Though the U.S. Supreme Court recently ruled that a 1964 federal law protects gay, lesbian and transgender people from discrimination at work, the ruling’s impact in other settings is less clear. Ketchikan’s ordinance would outlaw discrimination against LGBTQ people in housing, and — controversially — in what are called “public accommodations.”

That is, it would prohibit businesses from doing what the flower shop reportedly did — refusing to sell a product or service to someone because of their sexual orientation, gender identity or gender expression.

But Gage says it goes far beyond flowers and wedding cakes.

“Graduate students trying to be social workers can refuse to counsel gay people. Doctors, paramedics, nurses can refuse to administer lifesaving medical services to trans women and men. Doctors are telling patients that it is against their religion to do a procedure that is life-changing because it is against their religion,” Gage told colleagues on the City Council. “And I’m not talking about abortion.”

The ordinance does include some carve-outs for private clubs and religious organizations. Churches are allowed to bypass the employment protections when hiring ministers — and now parochial schoolteachers as well, following a recent U.S. Supreme Court decision.

Ketchikan pastor Jeff White said he was glad to see that religious institutions were exempt from parts of the ordinance. But he said he’d like to see individual religious freedom protected, as well.

“As it’s written right now, while I’m in my church building, while I’m in the organization, I’m protected. But when I step out, there may be some conflict or opportunities to where my rights, as me personally as a Christian, would not be honored and protected,” he said.

White found support from three of the council’s seven members, including Mark Flora.

“Can someone reserve the right to refuse service to anyone?
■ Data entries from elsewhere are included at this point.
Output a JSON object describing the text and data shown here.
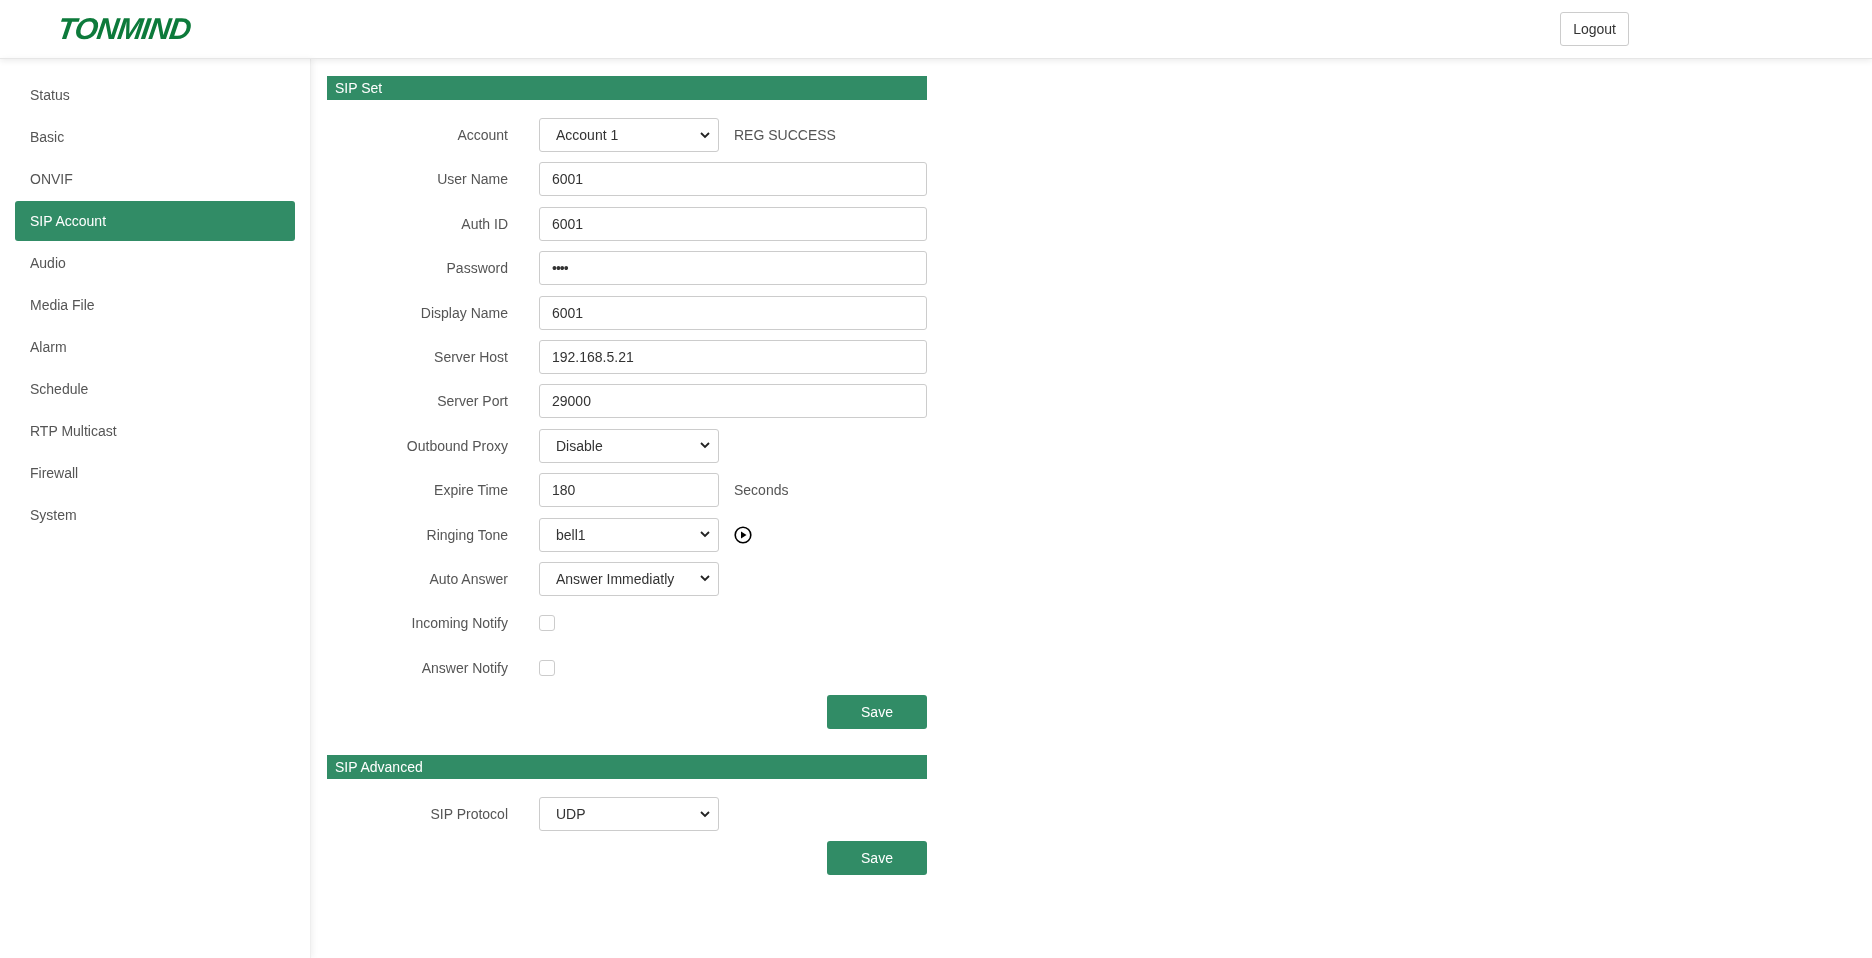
{
  "header": {
    "logo": "TONMIND",
    "logout": "Logout"
  },
  "sidebar": {
    "items": [
      {
        "label": "Status",
        "selected": false
      },
      {
        "label": "Basic",
        "selected": false
      },
      {
        "label": "ONVIF",
        "selected": false
      },
      {
        "label": "SIP Account",
        "selected": true
      },
      {
        "label": "Audio",
        "selected": false
      },
      {
        "label": "Media File",
        "selected": false
      },
      {
        "label": "Alarm",
        "selected": false
      },
      {
        "label": "Schedule",
        "selected": false
      },
      {
        "label": "RTP Multicast",
        "selected": false
      },
      {
        "label": "Firewall",
        "selected": false
      },
      {
        "label": "System",
        "selected": false
      }
    ]
  },
  "sections": [
    {
      "title": "SIP Set",
      "save": "Save",
      "rows": [
        {
          "label": "Account",
          "kind": "select",
          "value": "Account 1",
          "note": "REG SUCCESS"
        },
        {
          "label": "User Name",
          "kind": "text",
          "short": false,
          "value": "6001"
        },
        {
          "label": "Auth ID",
          "kind": "text",
          "short": false,
          "value": "6001"
        },
        {
          "label": "Password",
          "kind": "password",
          "short": false,
          "value": "••••"
        },
        {
          "label": "Display Name",
          "kind": "text",
          "short": false,
          "value": "6001"
        },
        {
          "label": "Server Host",
          "kind": "text",
          "short": false,
          "value": "192.168.5.21"
        },
        {
          "label": "Server Port",
          "kind": "text",
          "short": false,
          "value": "29000"
        },
        {
          "label": "Outbound Proxy",
          "kind": "select",
          "value": "Disable"
        },
        {
          "label": "Expire Time",
          "kind": "text",
          "short": true,
          "value": "180",
          "note": "Seconds"
        },
        {
          "label": "Ringing Tone",
          "kind": "select",
          "value": "bell1",
          "play": true
        },
        {
          "label": "Auto Answer",
          "kind": "select",
          "value": "Answer Immediatly"
        },
        {
          "label": "Incoming Notify",
          "kind": "checkbox",
          "checked": false
        },
        {
          "label": "Answer Notify",
          "kind": "checkbox",
          "checked": false
        }
      ]
    },
    {
      "title": "SIP Advanced",
      "save": "Save",
      "rows": [
        {
          "label": "SIP Protocol",
          "kind": "select",
          "value": "UDP"
        }
      ]
    }
  ]
}
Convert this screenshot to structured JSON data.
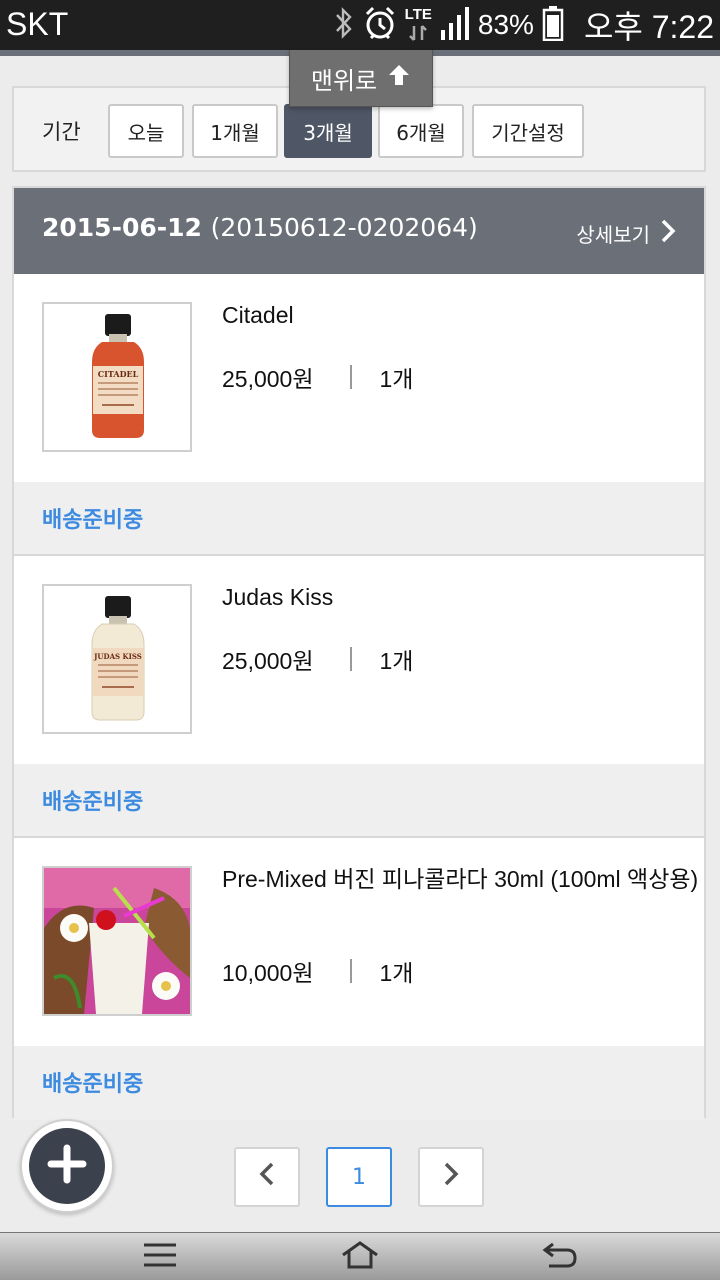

Well, […] if you are a merchant, a business, until somebody else wants to take your risk and your debt on and be responsible for that, I think we have to find some measure, some latitude, where those folks have the opportunity to control their destiny while still treating others equitably.”

Flora asked that the city attorney take another look at the ordinance to address those concerns. Council Members Judy Zenge and Dick Coose said they wouldn’t support the ordinance if it would require business owners to serve gay, lesbian and transgender people.

City Attorney Mitch Seaver explained that whether business owners can be compelled to serve LGBTQ people — as the ordinance would require — is itself an unsettled legal question in the country’s highest court. Seaver pointed to two cases, one from Colorado and one from Washington state, as examples of the U.S. Supreme Court sidestepping the question.

Council Member Dave Kiffer, though, said he didn’t buy the argument.

“I’m old enough to remember when, unfortunately, people used those competing rights as an excuse for discrimination — that we all agree now 50 years or 60 years later was completely beyond the pale. But 40-50 years ago, it was standard,” Kiffer said. “And they use the exact same arguments they’re using now. Chapter and verse. I’ve heard these before.”

He pushed to vote on the ordinance as written — that is, with the provision that prevents business owners from refusing to serve LGBTQ people.

“I doubt we’re going to end up in the Supreme Court and our counselor is correct: It’s not settled there. But I don’t see why that should stop us from taking a stand here,” he said. “I understand they’re competing rights, there will always be competing rights,”

Though three council members expressed skepticism, only one — Dick Coose — actually voted against the measure.

Ketchikan’s anti-discrimination ordinance will come back for final approval at the council’s next meeting on July 16.

This story has been updated to clarify how the council voted on the issue.